The story then jumps ahead several thousand years to the world of Elsewhere, which is the only planet left in the galaxy inhabited by humans not “enslaved” by the Hobbs Land Gods (an alien fungus which has created a hive mind out of all the infected humans, as described in Raising the Stones). But the founding philosophy of Elsewhere is a perversion of the term “diversity”, where a thousand or so cultures are protected despite their depredations on their members, such as sacrificing babies, treating women as property, abusing children, and generally allowing the privileged to treat the poor as less than human… 

Elsewhere is administered from Tolerance, which uses Enforcers to, well, enforce Elsewhere’s distortion of diversity, by ensuring people do not move between cultures, the cultures do not change, or do not use technology of a higher level than is mandated for their culture. The Provost in Tolerance once a year consults a hidden computer holding the minds of the thousand academics from the galaxy’s greatest university (before the Hobbs Land Gods), but those uploaded minds, especially the four most powerful, are now quite insane and have been masquerading as “gods” and interfering in many cultures.

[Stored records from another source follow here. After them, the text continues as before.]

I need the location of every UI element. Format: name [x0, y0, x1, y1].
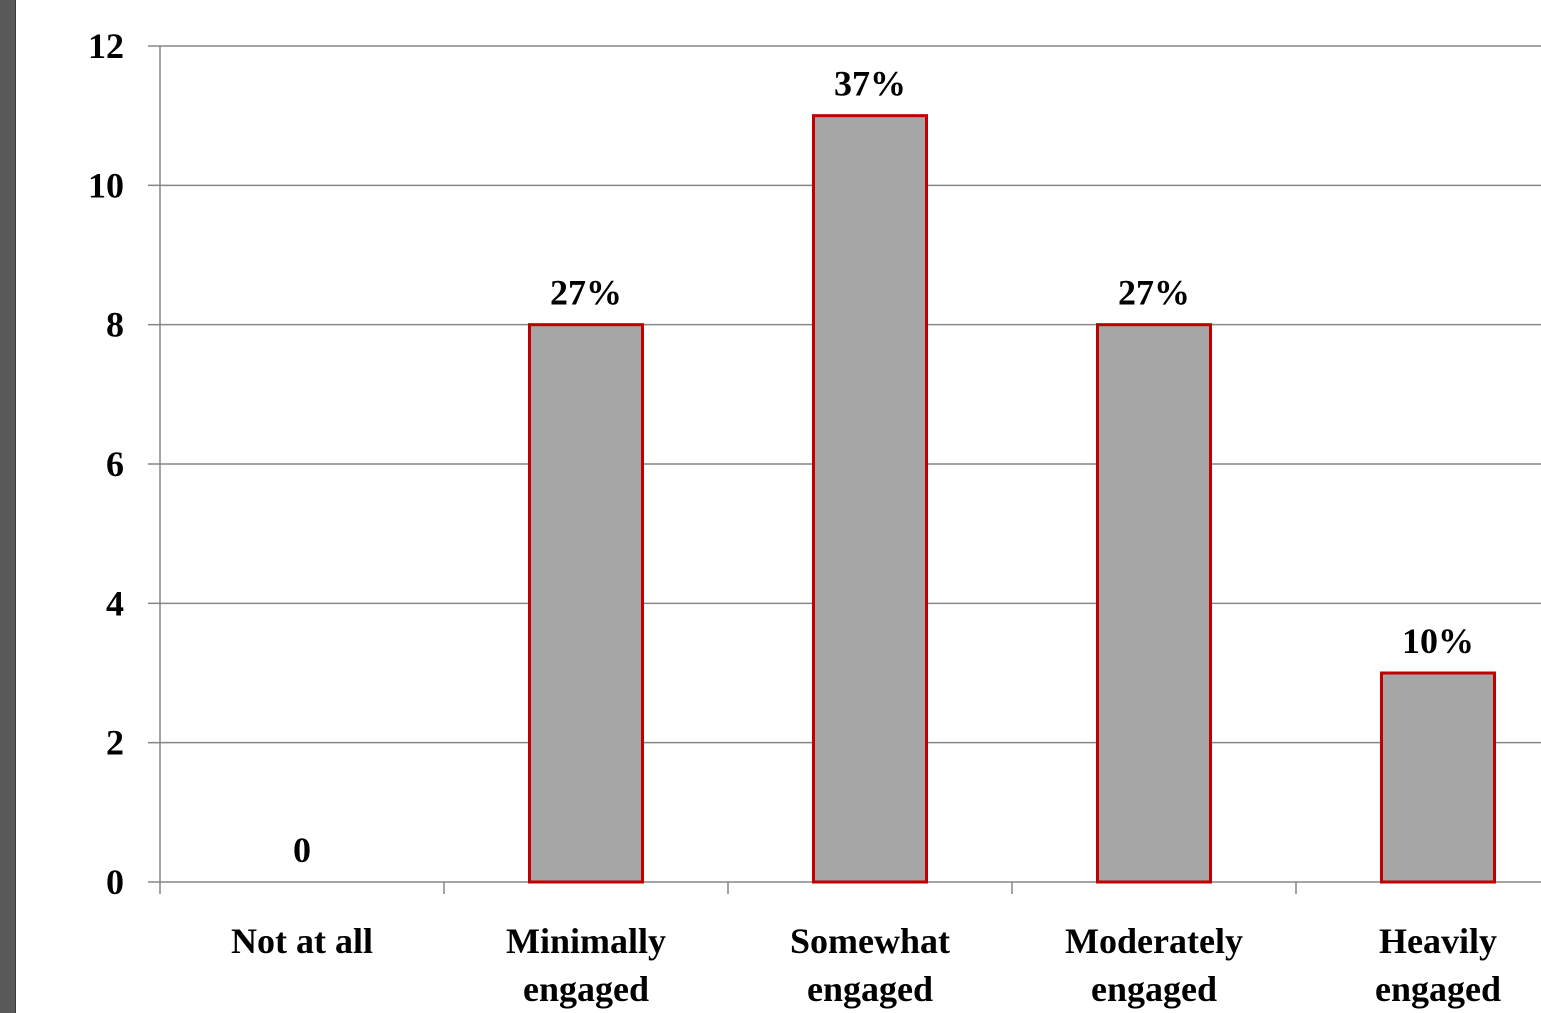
y-tick-label: 6	[106, 444, 124, 484]
x-category-label: Not at all	[231, 921, 373, 961]
x-category-label: engaged	[807, 969, 933, 1009]
bar	[1096, 323, 1212, 884]
y-tick-label: 10	[88, 165, 124, 205]
y-tick-label: 2	[106, 723, 124, 763]
y-tick-label: 8	[106, 305, 124, 345]
bar	[812, 114, 928, 884]
data-label: 10%	[1402, 621, 1474, 661]
bar	[1380, 671, 1496, 884]
x-category-label: engaged	[1091, 969, 1217, 1009]
x-category-label: Somewhat	[790, 921, 950, 961]
y-tick-label: 4	[106, 583, 124, 623]
x-category-label: Heavily	[1379, 921, 1497, 961]
x-category-label: Moderately	[1065, 921, 1243, 961]
data-label: 27%	[550, 273, 622, 313]
y-tick-label: 0	[106, 862, 124, 902]
x-category-label: engaged	[523, 969, 649, 1009]
left-border-strip	[0, 0, 16, 1013]
y-tick-label: 12	[88, 26, 124, 66]
bar	[528, 323, 644, 884]
data-label: 0	[293, 830, 311, 870]
data-label: 37%	[834, 64, 906, 104]
data-label: 27%	[1118, 273, 1190, 313]
x-category-label: engaged	[1375, 969, 1501, 1009]
x-category-label: Minimally	[506, 921, 666, 961]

A team of three Enforcers, the joined twins from the twentieth century (they ended up in Elsewhere when they fell through the Door), and a mysterious old woman and her equally aged male companion (and an even more mysterious not wholly physical companion called Great Dragon), travel to the uninhabited centre of one of the continents, on the run from the mad uploaded “gods”, and eventually discover the secret of Elsewhere and the Arbai.

It makes for an odd novel. The cultures are perversions, but then Tepper has been deliberately perverse before – in Raising the Stones, for one – and it’s clear she’s arguing against the philosophy which governs Elsewhere. Even so, “diversity” was a bad choice of word to use. It makes something reprehensible of something that should be admirable. And it sometimes seems Tepper delighted in doing just that. There are also weird tonal shifts between the various sections – the opening chapters with the conjoined twins reads like some sort of US carnival novel (sadly all too common in twentieth-century US science fiction) flavoured with a little Ray Bradbury. But then Sideshow turns into a Jack Vance novel, although the wit is considerably more heavy-handed than Vance’s. The final section is pretty much explanations, but relies a little too much on close knowledge of the preceding novels, which, to be fair, I read in 2020 and 2018.

And yet, this is Tepper. You expect certain things, a certain angle of attack, so to speak,  and in Sideshow she delivers it. A bit too much in places, I think. The main characters are mostly sympathetic, but the rest are grotesque, often more like caricatures than characters, especially the villains. It’s a book that’s slow to start, picks up pace in the middle, before slowing down once again for the grand finale. Which is, to be honest, a little disappointing.

Tepper is always worth reading, and in Sideshow she’s as inventive as ever, as extreme as ever, and as readable as ever. I’m not convinced you need to read Grass or Raising the Stones first, but it would probably help.